17th November 2000
The Lord Advocate’s Reference, which has reviewed the Trident Three trial, has concluded today with the judgment expected in the next four to eight weeks.
Amicus curiae Gerry Moynihan countered the Crown assertion that although the women claimed that they were responding to an imminent threat, they had not done so immediately. He gave the analogy of a person who discovers that his neighbour is a terrorist and has prepared a bomb. He asks the police to act but to no avail. He decides to act himself but does not do so during the night since that would be too risky. He breaks in next day to his neighbour’s house and disarms the bomb.
Later, on behalf of Ulla Roder, Advocate Ian Anderson said that there were no cases in Scottish law which could illustrate the Maytime situation adequately. Instead he turned to an American Ploughshares case, that of Daniel Berrigan and others, which gave the court better guidance on necessity as a defence.

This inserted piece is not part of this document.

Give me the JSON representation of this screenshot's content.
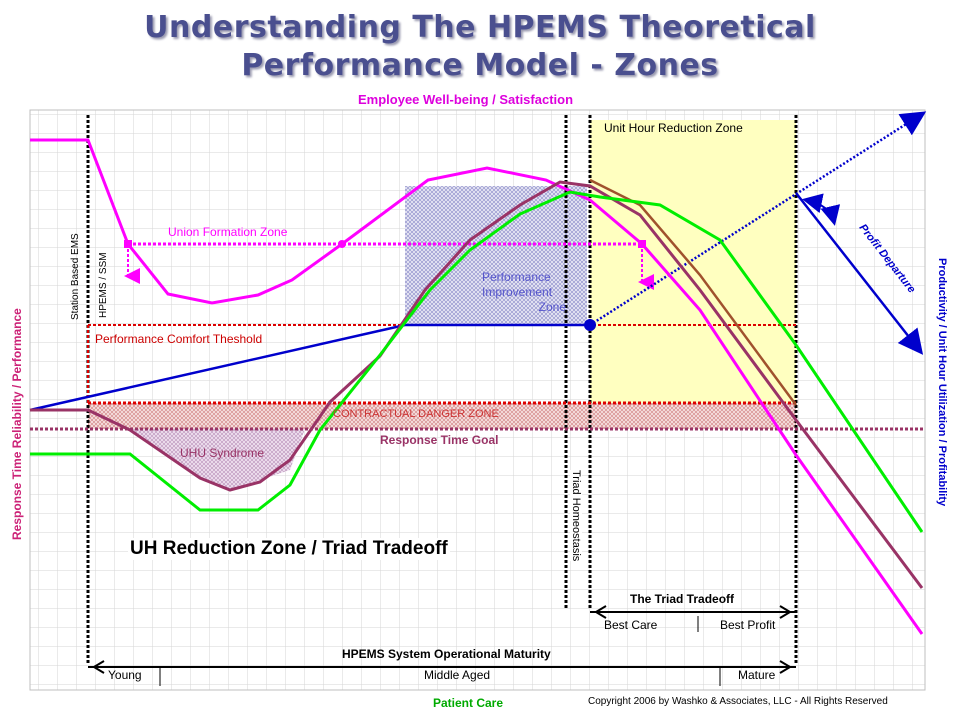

QC Aidan O’Neill, on behalf of Ellen Moxley, submitted that with the limited facts about Trident that the Court had had before it, it was still possible for it to find that Trident was legal but they had been given no evidence to allow them to rule that it was legal. Dealing with another Crown claim that the humanitarian principles only applied to wartime he explained that the formulation of these principles was an affirmation that basic human rights applied even in wartime. It went without saying that people had a right to life in peacetime.
A Trident Ploughshares spokesperson said: “The judges did not allow the full evidence to be presented at this hearing, but even with that restriction the basic case against Trident has come through. That case is so strong and we ask the bench to admit the obvious and rule it unlawful.”